The researchers utilized mice with a human equivalent of the transferrin receptor gene to test the AAVs in animal models. By injecting the AAVs into the bloodstream of these mice, they observed significantly higher levels of the AAVs in the brain and spinal cord compared to mice without the human transferrin receptor gene. This indicates that the receptor was actively transporting the AAVs across the blood-brain barrier.

The AAVs also demonstrateThe new AAVs have shown a significant increase in accumulation in brain tissue compared to AAV9, which is currently used in FDA-approved therapy for spinal muscular atrophy in infants but is not very effective in delivering cargo to the adult brain. The new AAVs were able to reach up to 71 percent of neurons and 92 percent of astrocytes in various areas of the brain.

In a study led by research scientist Jason Wu, Deverman’s team also utilized the AAVs to introduce healthy copies of the human GBA1 gene, which is mutated in several neurological conditions. The new AAVs delivered 30 times more copies of the GBA1 gene than AAV9 in mice and were distributed throughout the brain.

The team stated that the new AAVs are well-suited for gene therapy because they target a human protein and have similar production and purification yields as AAV9 using scalable manufacturing methods.
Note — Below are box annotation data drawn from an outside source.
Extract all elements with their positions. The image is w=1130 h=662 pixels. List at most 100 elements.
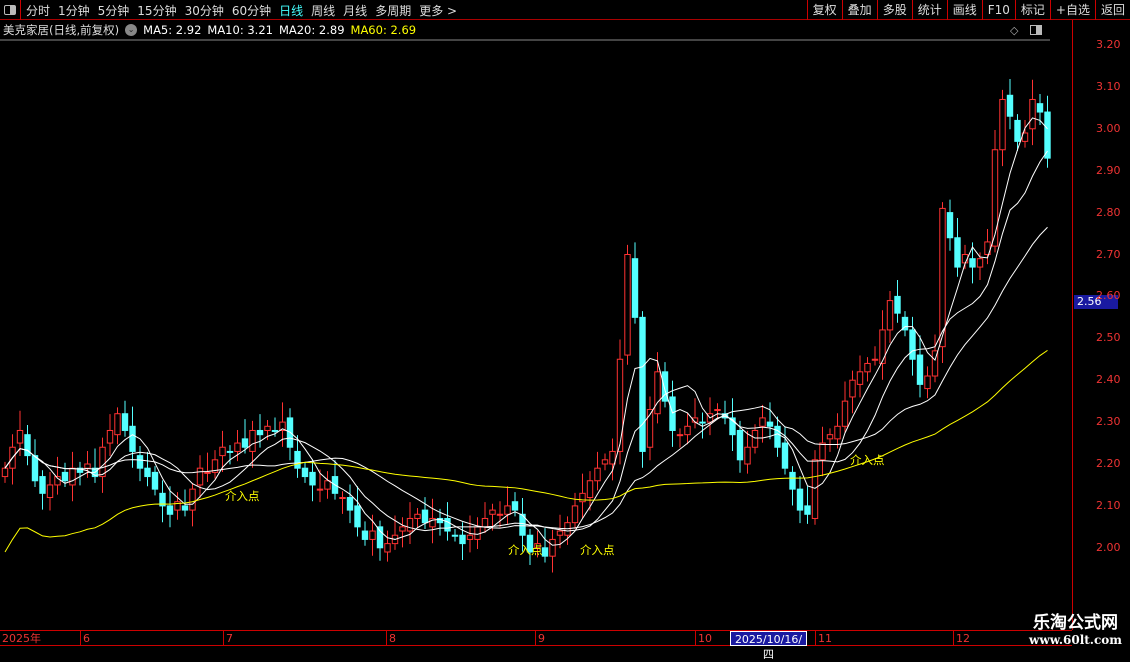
candle xyxy=(69,467,76,486)
candle xyxy=(166,505,174,515)
candle xyxy=(879,329,886,364)
period-tab[interactable]: 5分钟 xyxy=(98,2,130,19)
candle xyxy=(204,471,211,474)
candle xyxy=(414,513,421,519)
x-label: 10 xyxy=(695,631,712,646)
candle xyxy=(511,501,519,511)
x-label: 9 xyxy=(535,631,545,646)
candle xyxy=(946,212,954,239)
ma20-value: MA20: 2.89 xyxy=(278,23,345,37)
candle xyxy=(444,517,451,532)
y-tick-label: 2.80 xyxy=(1096,205,1121,219)
period-tab[interactable]: 月线 xyxy=(343,2,367,19)
candle xyxy=(819,442,826,461)
candle xyxy=(586,480,594,499)
candle xyxy=(301,467,309,478)
candle xyxy=(264,425,271,431)
toolbar-button[interactable]: 标记 xyxy=(1014,0,1050,20)
toolbar-button[interactable]: +自选 xyxy=(1049,0,1095,20)
period-tab[interactable]: 多周期 xyxy=(375,2,411,19)
candle xyxy=(849,379,856,398)
candle xyxy=(451,534,459,537)
candle xyxy=(249,429,256,452)
candle xyxy=(684,425,691,436)
candle xyxy=(226,450,234,453)
period-tab[interactable]: 周线 xyxy=(311,2,335,19)
x-label: 6 xyxy=(80,631,90,646)
candle xyxy=(151,471,159,490)
candle xyxy=(271,429,279,432)
period-tab[interactable]: 60分钟 xyxy=(232,2,271,19)
candle xyxy=(339,497,346,500)
candle xyxy=(399,526,406,532)
period-tab[interactable]: 1分钟 xyxy=(58,2,90,19)
candle xyxy=(384,543,391,553)
candle xyxy=(309,471,316,486)
x-label: 8 xyxy=(386,631,396,646)
period-tab[interactable]: 30分钟 xyxy=(185,2,224,19)
candle xyxy=(856,371,864,385)
candle xyxy=(16,429,24,444)
candle xyxy=(594,467,601,482)
candle xyxy=(601,459,609,465)
panel-icon[interactable] xyxy=(1030,25,1042,35)
candlestick-chart[interactable] xyxy=(0,0,1072,630)
panel-icon xyxy=(4,5,16,15)
chevron-down-icon[interactable]: ⌄ xyxy=(125,24,138,36)
toolbar: 分时 1分钟 5分钟 15分钟 30分钟 60分钟 日线 周线 月线 多周期 更多 > 复权 叠加 多股… xyxy=(0,0,1130,20)
candle xyxy=(354,505,361,528)
candle xyxy=(631,258,639,318)
toolbar-button[interactable]: 统计 xyxy=(911,0,947,20)
entry-point-label: 介入点 xyxy=(850,453,885,467)
x-label: 2025年 xyxy=(2,632,41,645)
toolbar-button[interactable]: 画线 xyxy=(946,0,982,20)
candle xyxy=(294,450,301,469)
candle xyxy=(871,358,879,361)
candle xyxy=(864,362,871,373)
candle xyxy=(841,400,849,427)
period-tabs: 分时 1分钟 5分钟 15分钟 30分钟 60分钟 日线 周线 月线 多周期 更多 > xyxy=(26,2,457,19)
toolbar-button[interactable]: F10 xyxy=(981,0,1015,20)
candle xyxy=(969,258,976,268)
period-tab[interactable]: 15分钟 xyxy=(137,2,176,19)
toolbar-button[interactable]: 多股 xyxy=(876,0,912,20)
candle xyxy=(834,425,841,440)
candle xyxy=(916,354,924,385)
candle xyxy=(181,505,189,511)
candle xyxy=(676,434,684,437)
candle xyxy=(219,446,226,457)
panel-toggle-button[interactable] xyxy=(0,0,21,20)
candle xyxy=(114,413,121,436)
candle xyxy=(256,429,264,436)
period-tab[interactable]: 分时 xyxy=(26,2,50,19)
candle xyxy=(106,429,114,444)
period-tab[interactable]: 更多 > xyxy=(419,2,457,19)
candle xyxy=(624,254,631,356)
toolbar-button[interactable]: 叠加 xyxy=(841,0,877,20)
right-toolbar: 复权 叠加 多股 统计 画线 F10 标记 +自选 返回 xyxy=(806,0,1130,20)
candle xyxy=(376,526,384,549)
y-tick-label: 2.50 xyxy=(1096,331,1121,345)
ma5-value: MA5: 2.92 xyxy=(143,23,202,37)
candle xyxy=(189,488,196,511)
period-tab[interactable]: 日线 xyxy=(279,2,303,19)
candle xyxy=(954,237,961,268)
candle xyxy=(811,459,819,519)
candle xyxy=(759,417,766,427)
candle xyxy=(489,509,496,515)
toolbar-button[interactable]: 复权 xyxy=(806,0,842,20)
candle xyxy=(579,492,586,503)
candle xyxy=(496,513,504,516)
watermark-name: 乐淘公式网 xyxy=(1033,613,1119,633)
toolbar-button[interactable]: 返回 xyxy=(1094,0,1130,20)
x-label: 7 xyxy=(223,631,233,646)
diamond-icon[interactable]: ◇ xyxy=(1010,24,1018,37)
x-label: 11 xyxy=(815,631,832,646)
candle xyxy=(1029,98,1036,130)
candle xyxy=(541,547,549,557)
candle xyxy=(639,316,646,452)
candle xyxy=(136,455,144,469)
ma10-value: MA10: 3.21 xyxy=(207,23,273,37)
candle xyxy=(361,530,369,540)
candle xyxy=(556,530,564,536)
Apertura Gene Therapy, a biotech company co-founded by Deverman, is already working on developing new therapies using the AAVs to target the central nervous system.

With further development, the researchers believe it is possible to enhance the gene-delivery efficiency of their AAVs to the central nervous system, reduce their accumulation in the liver, and prevent inactivation by antibodies in some patients.

Sonia Vallabh and Eric Minikel, two researchers, are also involved in this project.The researchers at the Broad Institute who are working on treatments for prion disease are enthusiastic about the potential of AAVs to deliver brain therapies for humans.

“Gene therapy for a complex brain disease like prion disease requires widespread delivery and distribution in order to be effective,” explained Minikel. “Naturally occurring AAVs are not sufficient for this purpose. This custom-engineered capsid opens up a range of possibilities.”